Sindrome da Vitima - A INCAPACIDADE DE ACEITAR O MUNDO COMO ELE É...
"Todo o comportamento humano decorre da concepção que nós temos da realidade e nessa realidade existem dois pólos bastante distintos: aquilo que nós somos e aquilo que nos cerca.
Nossa postura na vida depende do modo como estabelecemos essa
relação: a relação entre nós e os outros, entre nós e os membros da
nossa família, entre nós e outros membros da sociedade, entre nós e as
coisas, entre nós e o trabalho, entre nós e a realidade externa.

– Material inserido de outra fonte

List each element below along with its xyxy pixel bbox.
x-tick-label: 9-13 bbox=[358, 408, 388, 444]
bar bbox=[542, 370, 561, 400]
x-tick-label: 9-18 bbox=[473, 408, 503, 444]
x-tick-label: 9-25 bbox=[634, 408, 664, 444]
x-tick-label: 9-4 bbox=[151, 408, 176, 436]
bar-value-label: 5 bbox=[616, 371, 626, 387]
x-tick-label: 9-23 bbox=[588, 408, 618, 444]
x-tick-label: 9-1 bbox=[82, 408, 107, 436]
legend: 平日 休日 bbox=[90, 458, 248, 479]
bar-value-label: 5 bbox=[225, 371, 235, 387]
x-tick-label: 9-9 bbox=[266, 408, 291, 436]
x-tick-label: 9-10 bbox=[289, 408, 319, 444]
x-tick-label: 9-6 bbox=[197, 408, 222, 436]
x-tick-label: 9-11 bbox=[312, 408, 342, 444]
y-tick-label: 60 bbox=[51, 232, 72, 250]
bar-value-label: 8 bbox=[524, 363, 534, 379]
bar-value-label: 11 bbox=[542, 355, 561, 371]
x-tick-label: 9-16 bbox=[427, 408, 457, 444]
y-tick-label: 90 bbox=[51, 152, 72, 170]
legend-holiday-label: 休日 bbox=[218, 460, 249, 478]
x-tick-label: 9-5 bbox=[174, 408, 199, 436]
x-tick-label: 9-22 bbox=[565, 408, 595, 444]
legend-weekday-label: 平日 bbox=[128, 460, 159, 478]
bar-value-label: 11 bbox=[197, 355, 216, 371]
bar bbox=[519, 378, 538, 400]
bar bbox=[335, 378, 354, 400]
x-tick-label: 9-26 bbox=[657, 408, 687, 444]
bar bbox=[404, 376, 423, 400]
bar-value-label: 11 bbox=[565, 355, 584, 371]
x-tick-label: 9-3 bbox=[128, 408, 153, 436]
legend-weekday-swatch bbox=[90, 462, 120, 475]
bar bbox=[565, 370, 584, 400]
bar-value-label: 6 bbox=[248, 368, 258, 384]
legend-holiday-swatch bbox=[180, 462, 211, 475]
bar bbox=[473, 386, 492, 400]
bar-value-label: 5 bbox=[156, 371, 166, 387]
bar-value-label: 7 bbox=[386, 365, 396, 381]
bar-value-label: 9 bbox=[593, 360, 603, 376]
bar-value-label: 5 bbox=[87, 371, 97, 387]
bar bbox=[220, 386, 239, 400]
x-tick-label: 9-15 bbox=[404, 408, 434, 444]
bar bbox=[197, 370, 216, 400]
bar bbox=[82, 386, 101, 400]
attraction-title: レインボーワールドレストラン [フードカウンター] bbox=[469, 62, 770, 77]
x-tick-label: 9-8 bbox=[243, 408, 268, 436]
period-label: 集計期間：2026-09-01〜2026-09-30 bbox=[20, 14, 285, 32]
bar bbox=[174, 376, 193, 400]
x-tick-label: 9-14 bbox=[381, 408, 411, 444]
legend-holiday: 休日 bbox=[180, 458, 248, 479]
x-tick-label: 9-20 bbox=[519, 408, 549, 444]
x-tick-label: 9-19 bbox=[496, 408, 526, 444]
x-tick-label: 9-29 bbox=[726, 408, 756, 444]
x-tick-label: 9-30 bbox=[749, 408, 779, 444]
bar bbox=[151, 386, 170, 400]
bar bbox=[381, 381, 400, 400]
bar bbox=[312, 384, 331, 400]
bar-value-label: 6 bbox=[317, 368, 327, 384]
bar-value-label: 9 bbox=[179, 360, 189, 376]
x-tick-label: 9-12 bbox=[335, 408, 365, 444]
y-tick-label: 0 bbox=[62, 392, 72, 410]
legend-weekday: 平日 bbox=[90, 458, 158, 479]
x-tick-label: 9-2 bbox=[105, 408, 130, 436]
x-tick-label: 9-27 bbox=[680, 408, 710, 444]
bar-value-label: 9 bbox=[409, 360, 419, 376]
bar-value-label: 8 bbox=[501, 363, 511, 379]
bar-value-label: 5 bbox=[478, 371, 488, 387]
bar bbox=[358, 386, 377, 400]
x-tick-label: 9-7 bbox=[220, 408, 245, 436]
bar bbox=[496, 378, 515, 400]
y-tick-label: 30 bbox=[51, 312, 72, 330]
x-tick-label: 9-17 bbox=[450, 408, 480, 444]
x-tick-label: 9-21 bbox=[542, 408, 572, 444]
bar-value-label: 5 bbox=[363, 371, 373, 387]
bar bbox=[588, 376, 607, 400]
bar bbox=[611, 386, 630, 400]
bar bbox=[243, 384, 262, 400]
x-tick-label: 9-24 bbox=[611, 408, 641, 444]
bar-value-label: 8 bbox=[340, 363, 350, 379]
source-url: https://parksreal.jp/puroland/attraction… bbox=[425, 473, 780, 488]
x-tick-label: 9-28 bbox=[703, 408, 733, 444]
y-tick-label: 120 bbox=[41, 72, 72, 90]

A nossa maneira de sentir e de viver depende de como cada um
de nós interioriza a relação entre essas duas partes da realidade. E uma
das formas que aprendemos de nos relacionarmos com os outros é a
postura que designamos por vítima.
O que é a vítima?
A vítima é a pessoa que se sente inferior à realidade, é a
pessoa que se sente esmagada pelo mundo externo, é a pessoa que se sente
desgraçada face aos acontecimentos, é aquela que se acostuma a ver a
realidade apenas em seus aspectos negativos. Ela sempre sabe o que não
deve, o que não pode, o que não dá certo.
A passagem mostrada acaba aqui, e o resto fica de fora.